Chacun constate aujourd’hui que le consensus autour de l’autonomie de la Kabylie s’est fragilisé. Les raisons en sont multiples. Elles ne résident pas, forcément, là où nous croyons. Il est certain en tout cas que nous en avons largement préparé le lit avec nos querelles répétitives, plus ou moins médiatiques. Il est urgent d’arrêter les chicanes puériles. Depuis un an, des personnalités s’activent heureusement ici et là pour sortir du statut-quo. Il existe dans ce sens des initiatives collectives et parfois individuelles dont les auteurs ont souligné l’utilité pour donner un nouveau souffle à notre projet d’autonomie. Chacun de ces acteurs ressent la nécessité de remettre l’ouvrage sur le métier si nous voulons. Contre la désintégration du MAK

Avec le MAK et GPK, tout récemment, ces personnalités convergent dans leur vue sur la nécessité d’aller vers une conférence régionale sur l’avenir de la Kabylie, pour certain et la tenue d’un congrès national kabyle, pour d’autres. Mise à part la formulation et les mots employés, il est clair que l’esprit reste le même.

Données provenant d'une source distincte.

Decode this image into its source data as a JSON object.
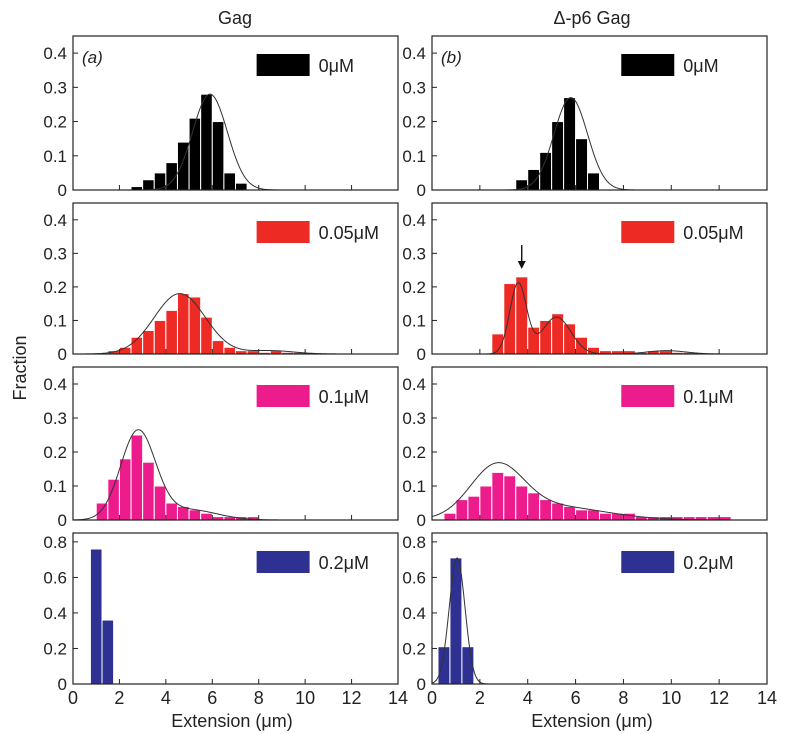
{
  "figure": {
    "column_titles": [
      "Gag",
      "Δ-p6 Gag"
    ],
    "ylabel": "Fraction",
    "xlabel": "Extension (μm)"
  },
  "chart_data": [
    {
      "type": "bar",
      "panel": "(a)",
      "column": 0,
      "row": 0,
      "legend": {
        "label": "0μM",
        "color": "#000000"
      },
      "bar_color": "#000000",
      "bin_width": 0.5,
      "x": [
        2.75,
        3.25,
        3.75,
        4.25,
        4.75,
        5.25,
        5.75,
        6.25,
        6.75,
        7.25
      ],
      "values": [
        0.01,
        0.03,
        0.05,
        0.08,
        0.14,
        0.21,
        0.28,
        0.2,
        0.05,
        0.02
      ],
      "fit": {
        "type": "gaussian",
        "components": [
          {
            "a": 0.28,
            "mu": 5.9,
            "sigma": 0.75
          }
        ]
      },
      "xlim": [
        0,
        14
      ],
      "ylim": [
        0,
        0.45
      ],
      "yticks": [
        "0",
        "0.1",
        "0.2",
        "0.3",
        "0.4"
      ],
      "grid": false
    },
    {
      "type": "bar",
      "panel": "(b)",
      "column": 1,
      "row": 0,
      "legend": {
        "label": "0μM",
        "color": "#000000"
      },
      "bar_color": "#000000",
      "bin_width": 0.5,
      "x": [
        3.75,
        4.25,
        4.75,
        5.25,
        5.75,
        6.25,
        6.75
      ],
      "values": [
        0.03,
        0.06,
        0.11,
        0.2,
        0.27,
        0.15,
        0.05
      ],
      "fit": {
        "type": "gaussian",
        "components": [
          {
            "a": 0.27,
            "mu": 5.8,
            "sigma": 0.7
          }
        ]
      },
      "xlim": [
        0,
        14
      ],
      "ylim": [
        0,
        0.45
      ],
      "yticks": [
        "0",
        "0.1",
        "0.2",
        "0.3",
        "0.4"
      ],
      "grid": false
    },
    {
      "type": "bar",
      "column": 0,
      "row": 1,
      "legend": {
        "label": "0.05μM",
        "color": "#ee2a24"
      },
      "bar_color": "#ee2a24",
      "bin_width": 0.5,
      "x": [
        1.75,
        2.25,
        2.75,
        3.25,
        3.75,
        4.25,
        4.75,
        5.25,
        5.75,
        6.25,
        6.75,
        7.25,
        7.75,
        8.25,
        8.75,
        9.25,
        9.75
      ],
      "values": [
        0.01,
        0.02,
        0.05,
        0.07,
        0.1,
        0.13,
        0.18,
        0.17,
        0.11,
        0.04,
        0.02,
        0.01,
        0.01,
        0.005,
        0.01,
        0.005,
        0.005
      ],
      "fit": {
        "type": "gaussian",
        "components": [
          {
            "a": 0.18,
            "mu": 4.6,
            "sigma": 1.1
          },
          {
            "a": 0.01,
            "mu": 8.5,
            "sigma": 1.0
          }
        ]
      },
      "xlim": [
        0,
        14
      ],
      "ylim": [
        0,
        0.45
      ],
      "yticks": [
        "0",
        "0.1",
        "0.2",
        "0.3",
        "0.4"
      ],
      "grid": false
    },
    {
      "type": "bar",
      "column": 1,
      "row": 1,
      "legend": {
        "label": "0.05μM",
        "color": "#ee2a24"
      },
      "bar_color": "#ee2a24",
      "bin_width": 0.5,
      "x": [
        2.75,
        3.25,
        3.75,
        4.25,
        4.75,
        5.25,
        5.75,
        6.25,
        6.75,
        7.25,
        7.75,
        8.25,
        8.75,
        9.25,
        9.75,
        10.25,
        10.75
      ],
      "values": [
        0.06,
        0.21,
        0.23,
        0.08,
        0.1,
        0.12,
        0.09,
        0.05,
        0.02,
        0.01,
        0.01,
        0.01,
        0.005,
        0.01,
        0.01,
        0.005,
        0.005
      ],
      "fit": {
        "type": "gaussian",
        "components": [
          {
            "a": 0.21,
            "mu": 3.6,
            "sigma": 0.35
          },
          {
            "a": 0.11,
            "mu": 5.2,
            "sigma": 0.6
          },
          {
            "a": 0.01,
            "mu": 9.8,
            "sigma": 0.8
          }
        ]
      },
      "annotation": {
        "type": "arrow",
        "x": 3.75
      },
      "xlim": [
        0,
        14
      ],
      "ylim": [
        0,
        0.45
      ],
      "yticks": [
        "0",
        "0.1",
        "0.2",
        "0.3",
        "0.4"
      ],
      "grid": false
    },
    {
      "type": "bar",
      "column": 0,
      "row": 2,
      "legend": {
        "label": "0.1μM",
        "color": "#ec1c8c"
      },
      "bar_color": "#ec1c8c",
      "bin_width": 0.5,
      "x": [
        1.25,
        1.75,
        2.25,
        2.75,
        3.25,
        3.75,
        4.25,
        4.75,
        5.25,
        5.75,
        6.25,
        6.75,
        7.25,
        7.75
      ],
      "values": [
        0.05,
        0.12,
        0.18,
        0.25,
        0.17,
        0.1,
        0.05,
        0.04,
        0.03,
        0.02,
        0.01,
        0.01,
        0.01,
        0.01
      ],
      "fit": {
        "type": "gaussian",
        "components": [
          {
            "a": 0.26,
            "mu": 2.8,
            "sigma": 0.75
          },
          {
            "a": 0.03,
            "mu": 5.0,
            "sigma": 1.2
          }
        ]
      },
      "xlim": [
        0,
        14
      ],
      "ylim": [
        0,
        0.45
      ],
      "yticks": [
        "0",
        "0.1",
        "0.2",
        "0.3",
        "0.4"
      ],
      "grid": false
    },
    {
      "type": "bar",
      "column": 1,
      "row": 2,
      "legend": {
        "label": "0.1μM",
        "color": "#ec1c8c"
      },
      "bar_color": "#ec1c8c",
      "bin_width": 0.5,
      "x": [
        0.75,
        1.25,
        1.75,
        2.25,
        2.75,
        3.25,
        3.75,
        4.25,
        4.75,
        5.25,
        5.75,
        6.25,
        6.75,
        7.25,
        7.75,
        8.25,
        8.75,
        9.25,
        9.75,
        10.25,
        10.75,
        11.25,
        11.75,
        12.25
      ],
      "values": [
        0.02,
        0.06,
        0.07,
        0.1,
        0.14,
        0.13,
        0.1,
        0.08,
        0.06,
        0.05,
        0.04,
        0.03,
        0.03,
        0.02,
        0.02,
        0.02,
        0.01,
        0.01,
        0.01,
        0.01,
        0.01,
        0.01,
        0.01,
        0.01
      ],
      "fit": {
        "type": "gaussian",
        "components": [
          {
            "a": 0.145,
            "mu": 2.7,
            "sigma": 1.1
          },
          {
            "a": 0.04,
            "mu": 5.0,
            "sigma": 2.2
          }
        ]
      },
      "xlim": [
        0,
        14
      ],
      "ylim": [
        0,
        0.45
      ],
      "yticks": [
        "0",
        "0.1",
        "0.2",
        "0.3",
        "0.4"
      ],
      "grid": false
    },
    {
      "type": "bar",
      "column": 0,
      "row": 3,
      "legend": {
        "label": "0.2μM",
        "color": "#2e3192"
      },
      "bar_color": "#2e3192",
      "bin_width": 0.5,
      "x": [
        1.0,
        1.5
      ],
      "values": [
        0.76,
        0.36
      ],
      "fit": null,
      "xlim": [
        0,
        14
      ],
      "ylim": [
        0,
        0.85
      ],
      "yticks": [
        "0",
        "0.2",
        "0.4",
        "0.6",
        "0.8"
      ],
      "grid": false
    },
    {
      "type": "bar",
      "column": 1,
      "row": 3,
      "legend": {
        "label": "0.2μM",
        "color": "#2e3192"
      },
      "bar_color": "#2e3192",
      "bin_width": 0.5,
      "x": [
        0.5,
        1.0,
        1.5
      ],
      "values": [
        0.21,
        0.71,
        0.21
      ],
      "fit": {
        "type": "gaussian",
        "components": [
          {
            "a": 0.71,
            "mu": 1.05,
            "sigma": 0.33
          }
        ]
      },
      "xlim": [
        0,
        14
      ],
      "ylim": [
        0,
        0.85
      ],
      "yticks": [
        "0",
        "0.2",
        "0.4",
        "0.6",
        "0.8"
      ],
      "grid": false
    }
  ],
  "x_ticks": [
    "0",
    "2",
    "4",
    "6",
    "8",
    "10",
    "12",
    "14"
  ]
}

En gardant cette idée en point de mire, l’urgence du moment, encore une fois, porte donc finalement sur la nécessité de colmater les brèches ouvertes au sein du MAK pour aller sereinement vers son congrès, loin de toute influence externe à ses structures. Les deux camps qui se prévalent, chacun, d’être plus légitime que l’autre, gagneraient en crédibilité en se soumettant aux résultats qui sanctionneront ce congrès. Procéder ainsi consiste en fait à acter le principe de l’alternance pacifique et démocratique. Prenons conscience qu’il n’y a personne, en dehors des Kabyles, qui volera à notre secours. Si nous sommes seuls et uniques, c’est donc par nous-mêmes, notre sagesse, notre sincérité et notre autocritique que nous arriverons à régler nos conflits pour vaincre l’adversité.

Méditons bien cet adage kabyle : «je n’aime peut-être pas mon frère, mais je n’admettrai pas non plus qu’il soit agressé par quiconque ».